Из кабинета выходит замполит Шептало, майор, высокий, тощий, уши-локаторы.
Тищенко кричит:
– Взвод! Смирно!
Шептало вскрикивает:
– Здравствуйте, товарищи!
Взвод набирает в грудь воздуха и лает:
– Здрав тов мер…
– Вольно! Товарищи! – начинает Шептало, – прискорбное событие, миленькие мои. Погиб наш прекрасный боевой товарищ, сержант Цветков. Погиб не в борьбе с преступниками, не в опасной операции, не при отражении нападения на объект государственной важности. Пал он нелепой смертью, во цвете лет, от руки своего же товарища, миленькие мои. Лупенко будут судить по всей строгости советских законов. Сейчас он в нашей спецбольнице, проверяют у Лупенко его психонормальность. Всем вам жестокий урок, миленькие мои…
Замполит двигает ртом, поднимает в потолок длинный, поросший черным волосом указательный палец, покачивается на каблуках, ходит перед строем туда-сюда.
– Заткнул бы ты свой рупор, – шипит сержант Булатов.
Наконец, Шептало уходит. Тищенко, вздернув очки, командует:
– Взвод! Смирно! Приказываю приступить к охране общественного порядка в городе-герое Ленинграде, строго соблюдать соцза-конность и вежливое обращение с гражданами. Направо! По постам! Шагом марш!

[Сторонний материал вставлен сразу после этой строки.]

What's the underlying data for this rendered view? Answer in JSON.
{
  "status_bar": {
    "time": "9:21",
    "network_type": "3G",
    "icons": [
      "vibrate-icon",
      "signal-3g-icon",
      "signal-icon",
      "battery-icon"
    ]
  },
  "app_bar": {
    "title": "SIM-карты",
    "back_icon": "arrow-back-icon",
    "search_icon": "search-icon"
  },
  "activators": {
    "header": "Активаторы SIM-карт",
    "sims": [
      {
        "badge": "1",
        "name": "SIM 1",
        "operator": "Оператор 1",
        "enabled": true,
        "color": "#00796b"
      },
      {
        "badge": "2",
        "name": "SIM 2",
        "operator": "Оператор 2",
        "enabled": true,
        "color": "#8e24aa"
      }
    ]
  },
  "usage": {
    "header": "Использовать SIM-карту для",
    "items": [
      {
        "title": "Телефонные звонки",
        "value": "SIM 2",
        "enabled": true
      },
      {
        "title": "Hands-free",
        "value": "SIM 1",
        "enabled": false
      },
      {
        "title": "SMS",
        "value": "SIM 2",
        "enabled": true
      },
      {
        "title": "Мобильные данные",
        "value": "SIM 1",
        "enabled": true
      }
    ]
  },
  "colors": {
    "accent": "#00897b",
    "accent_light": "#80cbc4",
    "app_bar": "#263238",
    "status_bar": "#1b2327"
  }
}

– На опохмелку, – добавляет в конце строя коренастый красноносый Булатов.
Тищенко грозит ему пальцем:
– Булатов, шкуру спущу!
Невский. 8.40. Быков и Чапура едут в автобусе. Надо на пост – охранять стратегический объект. А именно – мост.
Толпы в общественном транспорте валят по Невскому – служить, трудиться, работать, трубить, вкалывать, вламывать, зашибать рубль, корпеть, мозговать, крутиться шестеркой и прочее, и так далее… Город готовится к великому празднику. Высоко в небе висят большие кумачовые плакаты с ликом Вождя и лозунгами:
Партия – ум, честь и совесть пашей эпохи.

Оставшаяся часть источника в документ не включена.